To date, the Irish papers to have stopped printing have almost all been free ones. Celtic Media has ceased printing the Offaly Independent, while the Dublin People Media Group has suspended publication of the Northside People and Southside People “with deep regret”, saying it would review the decision on a week-to-week basis.
On Thursday, however, paid weekly regional title the Northern Standard, founded in 1839, told readers in Monaghan and surrounding counties that it was suspending printing until April 23rd. The decision was taken “with great reluctance”, it said.
O’Hanlon said it was a “no-brainer” for free titles to stop, as they cannot function without advertising revenues and incur distribution costs. He added that he had been “pressing hard” on members not to close paid titles, which have endured a drop-off in ad revenues of 50-70 per cent.
“Albeit that we have slashed paginations, we have to keep going.”
Local Ireland, which represents 46 local newspapers, has teamed up with NewsBrands Ireland, which represents national titles including The Irish Times, to seek State intervention in the sector. Letters have been sent to Taoiseach Leo Varadkar and Minister for Communications Richard Bruton on the issue.

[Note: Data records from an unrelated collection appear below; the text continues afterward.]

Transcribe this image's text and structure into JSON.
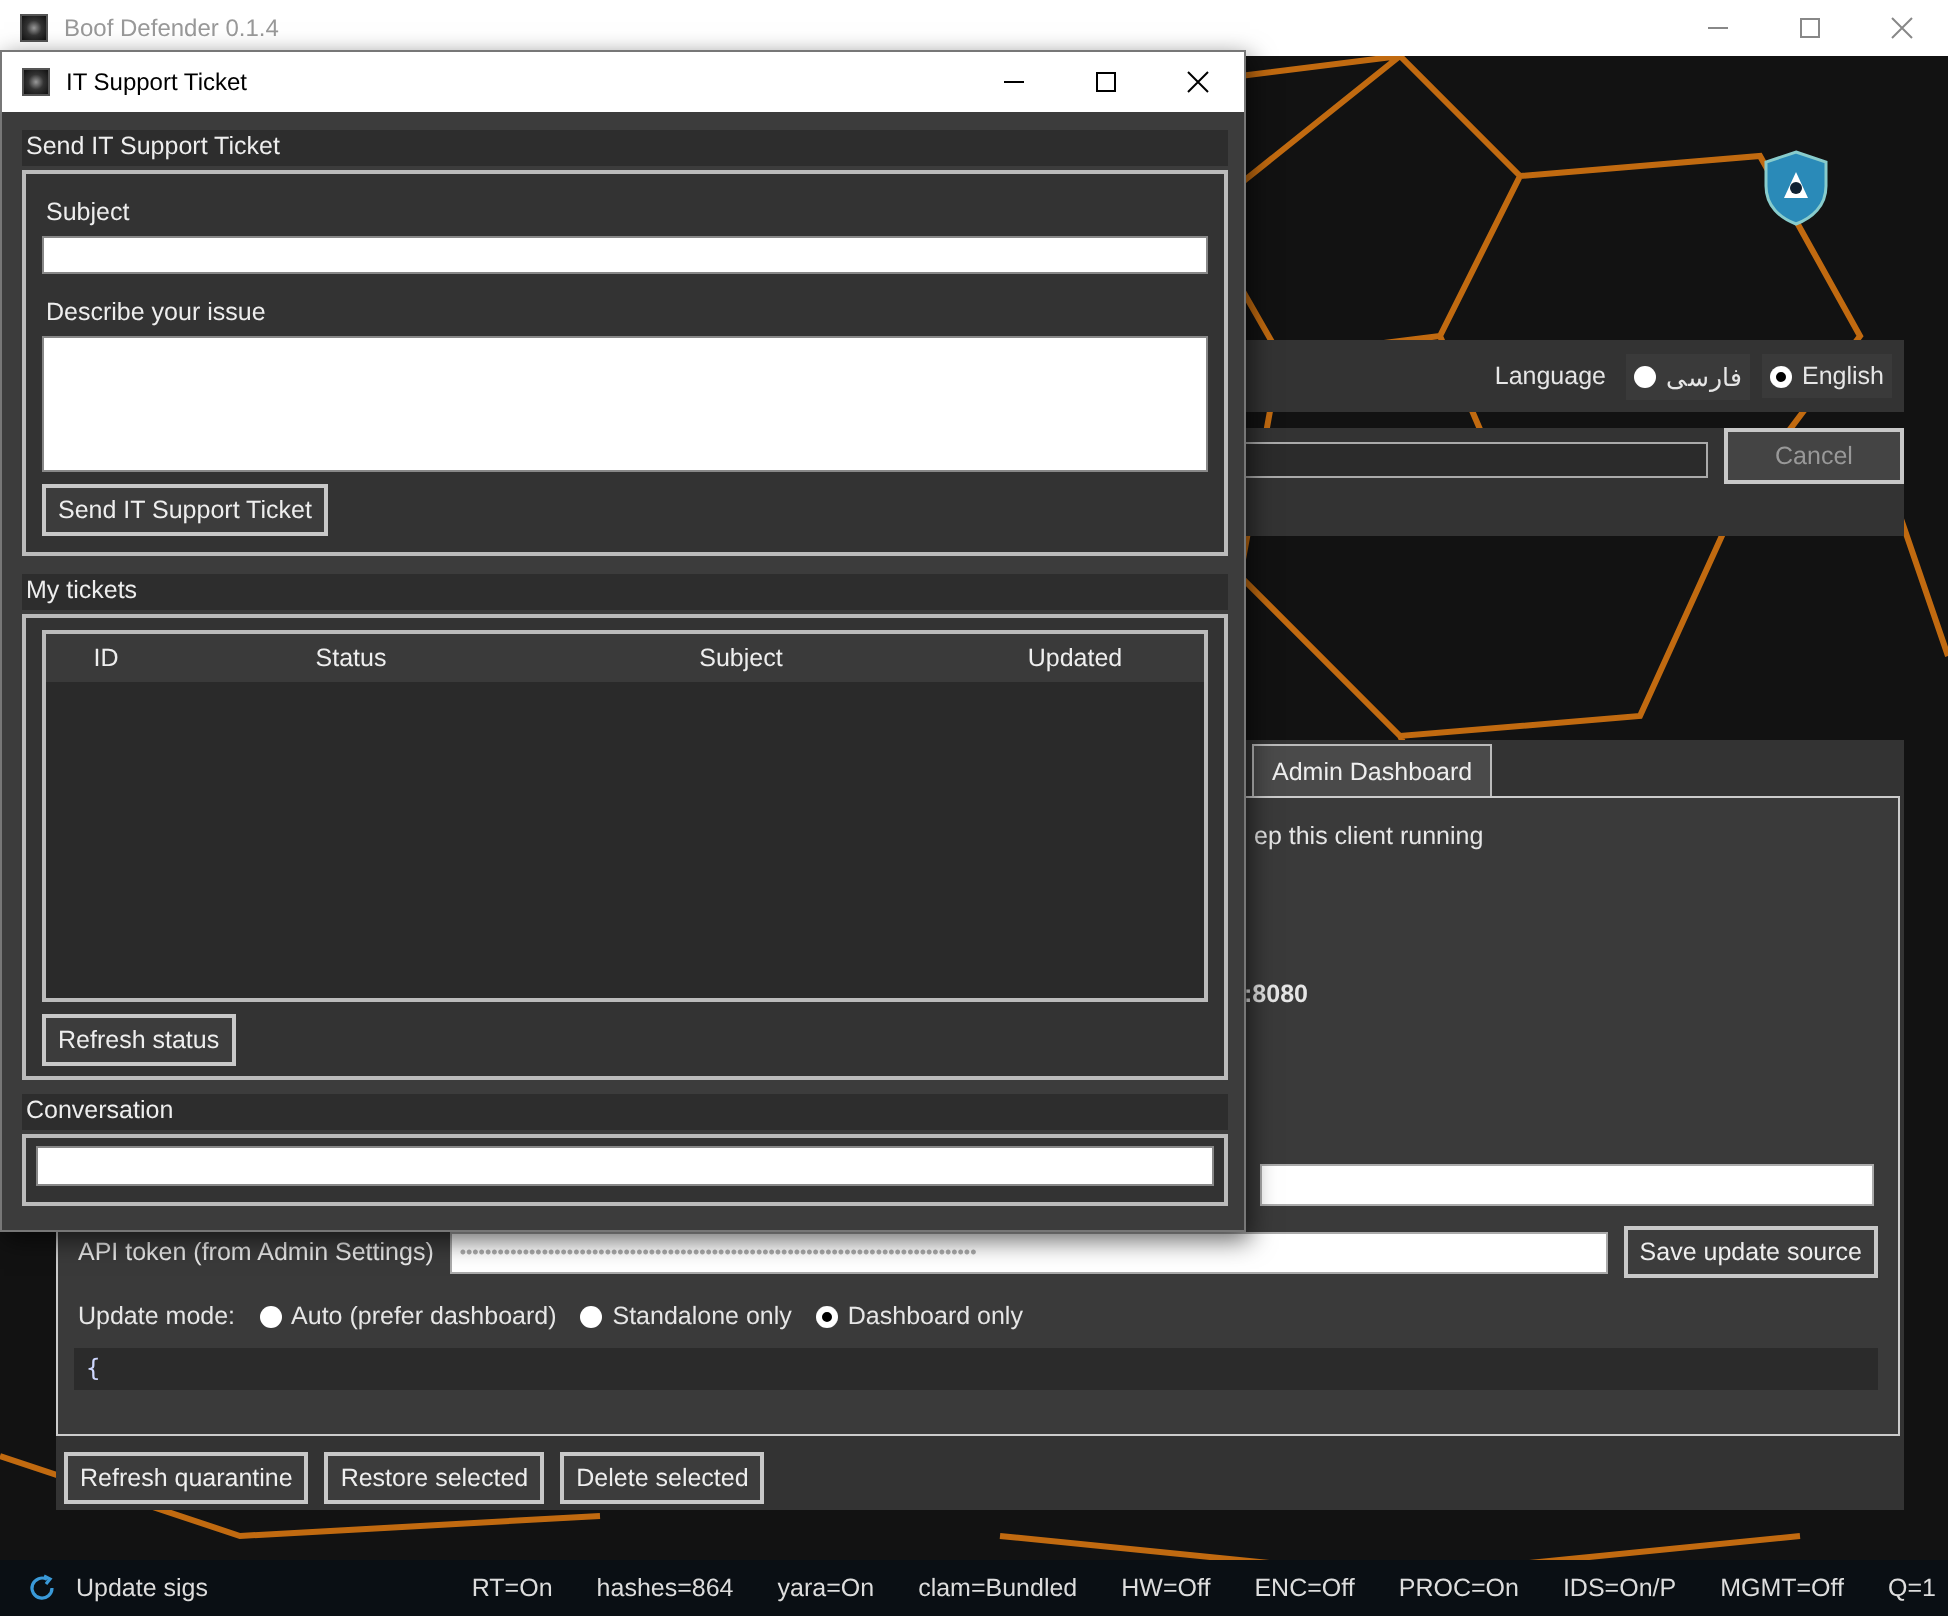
{
  "main_window": {
    "title": "Boof Defender 0.1.4",
    "language": {
      "label": "Language",
      "options": [
        {
          "label": "فارسی",
          "selected": false
        },
        {
          "label": "English",
          "selected": true
        }
      ]
    },
    "progress": {
      "level": 0,
      "cancel_button": {
        "label": "Cancel",
        "disabled": true
      }
    },
    "tabs": [
      {
        "label": "Admin Dashboard",
        "selected": false
      }
    ],
    "settings": {
      "note": "ep this client running",
      "server": ":8080",
      "api_token": {
        "label": "API token (from Admin Settings)",
        "placeholder": "••••••••••••••••••••••••••••••••••••••••••••••••••••••••••••••••••••••••••••••••••"
      },
      "save_button": "Save update source",
      "update_mode": {
        "label": "Update mode:",
        "options": [
          {
            "label": "Auto (prefer dashboard)",
            "selected": false
          },
          {
            "label": "Standalone only",
            "selected": false
          },
          {
            "label": "Dashboard only",
            "selected": true
          }
        ]
      },
      "output": "{"
    },
    "buttons": [
      "Refresh quarantine",
      "Restore selected",
      "Delete selected"
    ],
    "status_bar": {
      "action": "Update sigs",
      "items": [
        "RT=On",
        "hashes=864",
        "yara=On",
        "clam=Bundled",
        "HW=Off",
        "ENC=Off",
        "PROC=On",
        "IDS=On/P",
        "MGMT=Off",
        "Q=1"
      ]
    }
  },
  "dialog": {
    "title": "IT Support Ticket",
    "send_section": {
      "title": "Send IT Support Ticket",
      "subject_label": "Subject",
      "describe_label": "Describe your issue",
      "button": "Send IT Support Ticket"
    },
    "tickets_section": {
      "title": "My tickets",
      "columns": [
        "ID",
        "Status",
        "Subject",
        "Updated"
      ],
      "button": "Refresh status"
    },
    "conversation_section": {
      "title": "Conversation"
    }
  }
}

O’Hanlon is calling on the Government to direct its own advertising to local titles as a matter of urgency. Local Ireland is also seeking financial aid for its members similar to the €2.5 million allocated last week to support independent radio.
The media sector as a whole is braced for further pay cuts and job losses. Communicorp, the radio group owned by billionaire Denis O'Brien, and Journal Media, the company behind TheJournal.ie, have announced pay cuts for staff.
Cuts of 10 per cent to 25 per cent will apply to different income bands at Communicorp, the company behind Newstalk, Today FM, Spin 1038, Spin South West and 98FM.
At Journal Media, which is majority owned by Daft.ie founders Eamonn and Brian Fallon, the pay cuts will range from 5 per cent to 20 per cent. It is also reducing hours for staff on its sports site The42.ie and will cease publishing business site Fora.ie.
In common with commercial radio stations, the majority of the digital news publisher’s income is derived from advertising, the outlook for which is grim.